A: Public and nonsectarian private universities are some of the most religiously diverse places in America. Since the ’60s, they have witnessed an increase in the sheer variety of religious activity, reflecting the rise of campus evangelicalism, the revitalization of Jewish student life, a surge in new immigrant religions and the emergence of alternative forms of spirituality. At the same public university where Coach John Wooden and Kareem Abdul-Jabbar forged an interfaith friendship, religious diversity flourishes. Today the University of California, Los Angeles, is home to nearly 50 religious groups, including the first Campus Crusade chapter, the first Chabad House, a large Hillel building, a 54-year-old Muslim Student Association, a Coptic Orthodox Christian club, a Methodist cafe and a University Buddhist Association. Across the country, private philanthropy has supported dozens of ventures at secular institutions, including the Lilly Endowment’s recent vocation initiative and Yale University’s $75 million Roman Catholic center.
Responding to this diversity, the field of student affairs is rediscovering a more holistic understanding of student development that recognizes religious, secular and spiritual identities (the focus of two recent NASPA gatherings). A growing number of secular institutions have constructed multifaith chapels and meditation spaces, catering to both people of faith and the spiritual but not religious. A burgeoning interfaith movement has tried to connect these diverse communities, though recent findings from the IDEALS survey suggest that universities could do more to foster an inclusive climate.
Q: What is your sense about the directions of scholarship about religion at secular institutions?

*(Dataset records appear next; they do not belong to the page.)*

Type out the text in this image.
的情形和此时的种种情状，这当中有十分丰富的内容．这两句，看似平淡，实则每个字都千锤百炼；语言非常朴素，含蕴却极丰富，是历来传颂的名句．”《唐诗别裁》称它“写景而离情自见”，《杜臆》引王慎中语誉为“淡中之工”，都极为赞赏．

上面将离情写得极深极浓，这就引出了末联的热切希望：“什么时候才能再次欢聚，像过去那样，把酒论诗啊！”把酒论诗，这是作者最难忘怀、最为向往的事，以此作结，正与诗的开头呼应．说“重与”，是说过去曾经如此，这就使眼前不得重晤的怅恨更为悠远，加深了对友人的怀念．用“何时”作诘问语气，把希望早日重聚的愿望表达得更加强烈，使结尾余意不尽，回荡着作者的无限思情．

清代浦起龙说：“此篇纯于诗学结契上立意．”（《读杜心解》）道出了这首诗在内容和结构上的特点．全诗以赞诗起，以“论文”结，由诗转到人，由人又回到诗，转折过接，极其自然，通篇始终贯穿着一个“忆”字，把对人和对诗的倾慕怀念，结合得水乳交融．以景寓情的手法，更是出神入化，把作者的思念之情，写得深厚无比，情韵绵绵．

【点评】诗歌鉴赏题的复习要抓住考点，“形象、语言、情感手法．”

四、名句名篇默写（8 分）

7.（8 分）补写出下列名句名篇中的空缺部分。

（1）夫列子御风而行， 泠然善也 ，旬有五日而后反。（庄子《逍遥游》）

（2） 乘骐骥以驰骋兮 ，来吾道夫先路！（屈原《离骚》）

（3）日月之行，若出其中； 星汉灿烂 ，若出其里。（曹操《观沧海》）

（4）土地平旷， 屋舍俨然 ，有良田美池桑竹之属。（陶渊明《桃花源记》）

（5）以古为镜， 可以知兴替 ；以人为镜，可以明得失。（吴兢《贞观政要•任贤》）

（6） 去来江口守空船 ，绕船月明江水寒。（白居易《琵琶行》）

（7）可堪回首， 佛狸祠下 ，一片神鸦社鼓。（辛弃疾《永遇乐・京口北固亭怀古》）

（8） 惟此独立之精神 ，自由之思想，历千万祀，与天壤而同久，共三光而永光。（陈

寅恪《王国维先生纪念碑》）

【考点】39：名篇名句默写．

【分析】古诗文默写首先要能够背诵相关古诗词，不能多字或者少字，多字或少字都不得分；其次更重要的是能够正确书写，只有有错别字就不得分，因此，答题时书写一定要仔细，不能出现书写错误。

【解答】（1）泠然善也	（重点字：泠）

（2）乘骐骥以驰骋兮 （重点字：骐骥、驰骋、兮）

A: Over the past 50 years, religion departments have proliferated at public and nonsectarian private institutions. Religion-oriented centers and institutes can be found at Columbia, Colorado, Indiana, New York University, Princeton and the University of Southern California. Most of these centers focus on “religion and” topics, exploring the role of faith in politics, health care and popular media. In the wake of the 2016 election, scholars in history, sociology and political science have investigated the roots of religious nationalism in America and around the world. While some religion scholarship is a version of “knowing your enemies” (Peter Berger’s apt expression), others have cultivated a more empathetic approach, though the current political climate has strained this capacity for scholarly empathy. In the face of resurgent racism, sexism and xenophobia, religion scholars are taking a stand.